Für den legendären Generalmusikdirektor Kirill Petrenko an der Bayrischen Staatsoper München war Donizettis Werk die erste Belcanto-Oper, die er dirigierte. Die Inszenierung lag bei Barbara Wysocka, einer jungen Regisseurin aus Warschau, die für die Modernität ihrer Regie bekannt ist. Die Handlung der Oper: Eine schottische Familie hat eine ältere Adelsfamilie im Bürgerkrieg enteignet. Lucia, die Tochter aus dem neuen Herrscherclan, liebt den verbannten Erben der beraubten Familie. Ihr Bruder will den Schutz der Familie verstärken indem er die Schwester einem mächtigen Feudalherren zur Braut gibt. Ein altes Thema: „Der Bruder verkauft seine Schwester“. Als die Intrige gelingt, durch Irrtum und Druck der Familie, und Lucia mit dem Potentaten verheiratet ist, ersticht sie diesen im Hochzeitsbett.
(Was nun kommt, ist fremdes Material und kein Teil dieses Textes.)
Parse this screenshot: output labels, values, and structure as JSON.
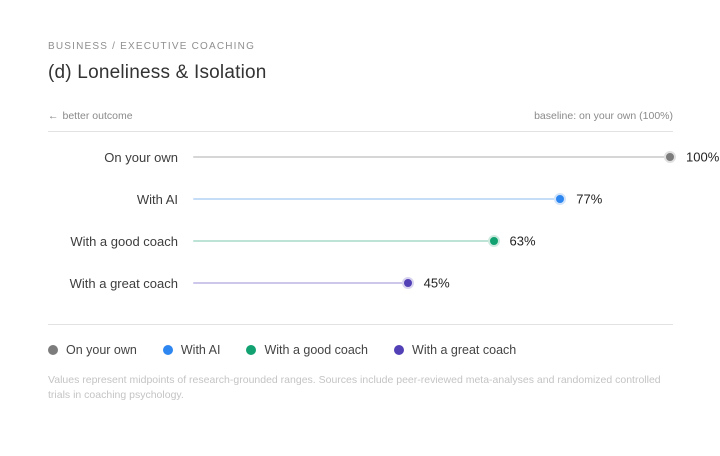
{
  "header": {
    "eyebrow": "BUSINESS / EXECUTIVE COACHING",
    "title": "(d) Loneliness & Isolation"
  },
  "meta": {
    "arrow": "←",
    "better_label": "better outcome",
    "baseline": "baseline: on your own (100%)"
  },
  "footnote": "Values represent midpoints of research-grounded ranges. Sources include peer-reviewed meta-analyses and randomized controlled trials in coaching psychology.",
  "chart_data": {
    "type": "bar",
    "variant": "horizontal-lollipop",
    "title": "(d) Loneliness & Isolation",
    "categories": [
      "On your own",
      "With AI",
      "With a good coach",
      "With a great coach"
    ],
    "values": [
      100,
      77,
      63,
      45
    ],
    "unit": "%",
    "xlim": [
      0,
      100
    ],
    "baseline_note": "baseline: on your own (100%)",
    "better_direction": "left (lower is better)",
    "grid": false,
    "legend_position": "bottom",
    "points": [
      {
        "name": "On your own",
        "value": 100,
        "label": "100%",
        "color": "#7c7c7c",
        "line_color": "#d6d6d6",
        "ring_color": "#e0e0e0"
      },
      {
        "name": "With AI",
        "value": 77,
        "label": "77%",
        "color": "#2e86f0",
        "line_color": "#c6ddf8",
        "ring_color": "#d2e4fa"
      },
      {
        "name": "With a good coach",
        "value": 63,
        "label": "63%",
        "color": "#12a170",
        "line_color": "#bce3d5",
        "ring_color": "#cdeadf"
      },
      {
        "name": "With a great coach",
        "value": 45,
        "label": "45%",
        "color": "#5240b6",
        "line_color": "#cdc8eb",
        "ring_color": "#d8d4f0"
      }
    ]
  }
}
Der Tat folgt die berühmte „Wahnsinnsarie“. Bei Verlust des Verstandes setzten sich Treue und der wahre Wille Lucias durch. Die Sopranistin Diana Damrau gestaltet diese Rolle emotional erschütternd und unvergesslich. Die Regisseurin, die auch das Bühnenbild bestimmte, hat die Handlung im Ballsaal eines derangierten Grand Hotels in Detroit nach der Autokrise verlegt. Kostüme und Haltung der Sänger entsprechen nicht dem schottischen Mittelalter von Walter Scotts Originalroman, sondern zeigen Menschen, die aus der Kennedy-Familie und aus der Zeit Marylin Monroes und James Deans zu kommen scheinen. Das gibt der Aufführung an der Bayrischen Staatsoper enorme emotionale Schubkraft.